I think most existing researchers, if they take the AI-based extinction-risk seriously, think it's talent constrained.
I think the bar-for-useful-contribution could be so high, that we loop back around to "we need to spend more money (and effort) on finding (and making) more talent". And the programs to do those may themselves be more funding-constrained than talent-constrained.

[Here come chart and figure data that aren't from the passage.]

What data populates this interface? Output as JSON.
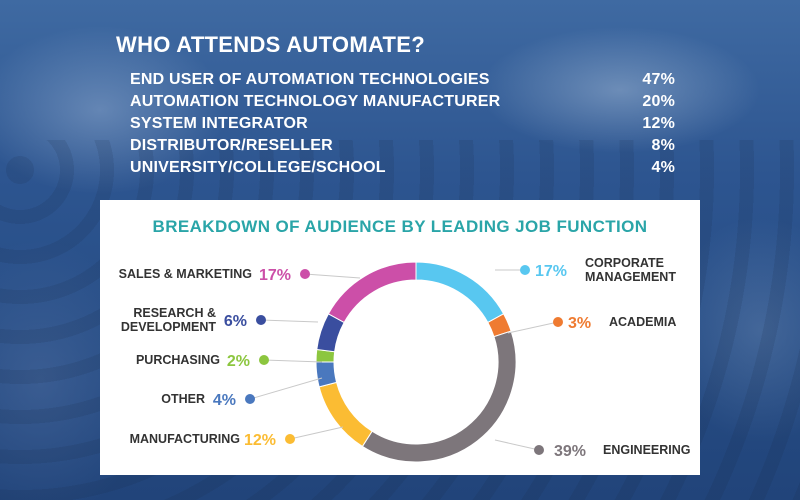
{
  "headline": "WHO ATTENDS AUTOMATE?",
  "attendee_types": [
    {
      "label": "END USER OF AUTOMATION TECHNOLOGIES",
      "value": "47%"
    },
    {
      "label": "AUTOMATION TECHNOLOGY MANUFACTURER",
      "value": "20%"
    },
    {
      "label": "SYSTEM INTEGRATOR",
      "value": "12%"
    },
    {
      "label": "DISTRIBUTOR/RESELLER",
      "value": "8%"
    },
    {
      "label": "UNIVERSITY/COLLEGE/SCHOOL",
      "value": "4%"
    }
  ],
  "chart_data": {
    "type": "pie",
    "title": "BREAKDOWN OF AUDIENCE BY LEADING JOB FUNCTION",
    "series": [
      {
        "name": "CORPORATE MANAGEMENT",
        "lines": [
          "CORPORATE",
          "MANAGEMENT"
        ],
        "value": 17,
        "label": "17%",
        "color": "#58c7f0"
      },
      {
        "name": "ACADEMIA",
        "lines": [
          "ACADEMIA"
        ],
        "value": 3,
        "label": "3%",
        "color": "#ef7b31"
      },
      {
        "name": "ENGINEERING",
        "lines": [
          "ENGINEERING"
        ],
        "value": 39,
        "label": "39%",
        "color": "#7d767b"
      },
      {
        "name": "MANUFACTURING",
        "lines": [
          "MANUFACTURING"
        ],
        "value": 12,
        "label": "12%",
        "color": "#fbbc33"
      },
      {
        "name": "OTHER",
        "lines": [
          "OTHER"
        ],
        "value": 4,
        "label": "4%",
        "color": "#4a78be"
      },
      {
        "name": "PURCHASING",
        "lines": [
          "PURCHASING"
        ],
        "value": 2,
        "label": "2%",
        "color": "#8cc63f"
      },
      {
        "name": "RESEARCH & DEVELOPMENT",
        "lines": [
          "RESEARCH &",
          "DEVELOPMENT"
        ],
        "value": 6,
        "label": "6%",
        "color": "#3a4e9f"
      },
      {
        "name": "SALES & MARKETING",
        "lines": [
          "SALES & MARKETING"
        ],
        "value": 17,
        "label": "17%",
        "color": "#cc4fa8"
      }
    ]
  }
}
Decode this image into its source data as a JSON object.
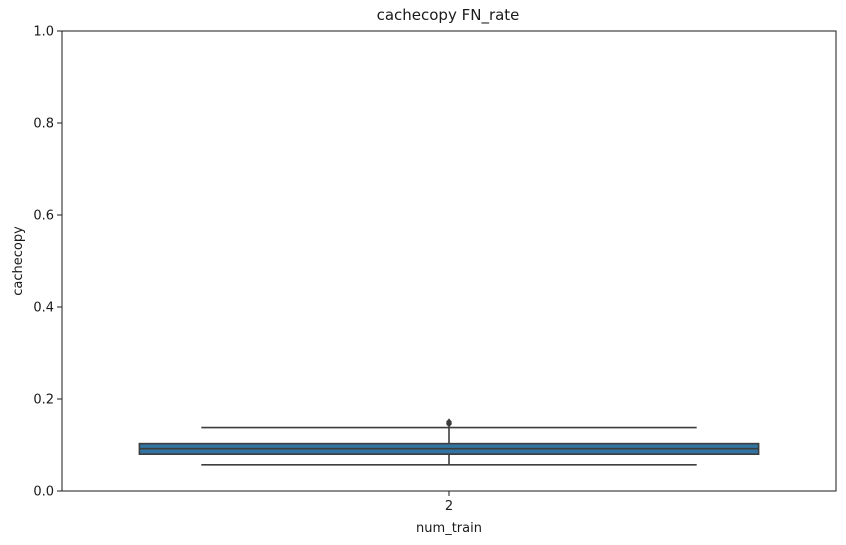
{
  "chart_data": {
    "type": "box",
    "title": "cachecopy FN_rate",
    "xlabel": "num_train",
    "ylabel": "cachecopy",
    "ylim": [
      0,
      1
    ],
    "yticks": [
      0.0,
      0.2,
      0.4,
      0.6,
      0.8,
      1.0
    ],
    "ytick_labels": [
      "0.0",
      "0.2",
      "0.4",
      "0.6",
      "0.8",
      "1.0"
    ],
    "categories": [
      "2"
    ],
    "boxes": [
      {
        "category": "2",
        "whisker_low": 0.057,
        "q1": 0.08,
        "median": 0.092,
        "q3": 0.103,
        "whisker_high": 0.138,
        "outliers": [
          0.146,
          0.15
        ]
      }
    ],
    "grid": false,
    "colors": {
      "box_fill": "#3274a1",
      "lines": "#3d3d3d"
    }
  }
}
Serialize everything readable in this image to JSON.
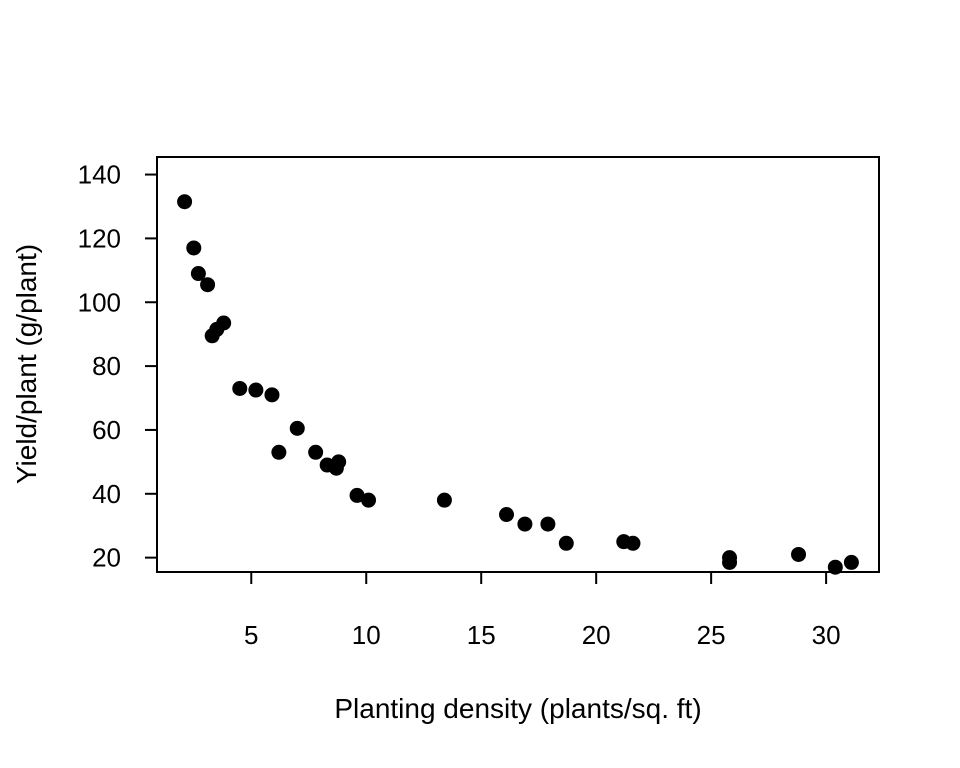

Like, the 20th century had some really good mathematicians and physicists, and the US government spared little expense towards getting them what they needed, finding them, and so forth. Top basketball teams will "check up on anyone over 7 feet that’s breathing".
Consider how huge Von Neumann's expense account must've been, between all the consulting and flight tickets and car accidents. Now consider that we don't seem to have Von Neumanns anymore. There are caveats to at least that second point, but the overall problem structure still hasn't been "fixed".
Things an entity with absurdly-greater funding (e.g.
the US Department of Defense the US deferal government in a non-military-unless-otherwise-stated capacity) could probably do, with their absurdly-greater funding and probably coordination power:
- Indefinitely-long-timespan basic minimum income for everyone who is working on solely AI alignment.
- Coordinating, possibly by force, every AI alignment researcher and aspiring alignment researcher on Earth to move to one place that doesn't have high rents like the Bay. Possibly up to and including creating that place and making rent free for those who are accepted in.
- Enforce a global large-ML-training shutdown.
- An entire school system (or at least an entire network of universities, with university-level funding) focused on Sequences-style rationality in general and AI alignment in particular.
- Genetic engineering, focused-training-from-a-young-age, or other extreme "talent development" setups.
- Deeper, higher-budget investigations into how "unteachable" things like security mindset really are, and how deeply / quickly you can teach them.
- Any of the above ideas, but with a different tradeoff on the Goodharting-vs-missed-opportunities continuum.
- All of these at once.
I think the big logistical barrier here is something like "LTFF is not the U,S government", or more precisely "nothing as crazy as these can be done 'on-the-margin' or with any less than the full funding". However, I think some of these could be scaled down into mere megaprojects or less. Like, if the training infrastructure is bottlenecked on trainers, then we need to fund indirect "training" work just to remove the bottleneck on the bottleneck of the problem. (Also, the bottleneck is going to move at least when you solve the current bottleneck, and also "on its own" as the entire world changes around you).
Also... this might be the first list of ideas-in-precisely-this-category, on all of LessWrong/the EA Forum. (By which I mean "technical AI alignment research projects that you could fund, without having to think about the alignment problem itself in much detail beyond agreeing with 'doom could actually happen in my lifetime', if funding really wasn't the constraint".)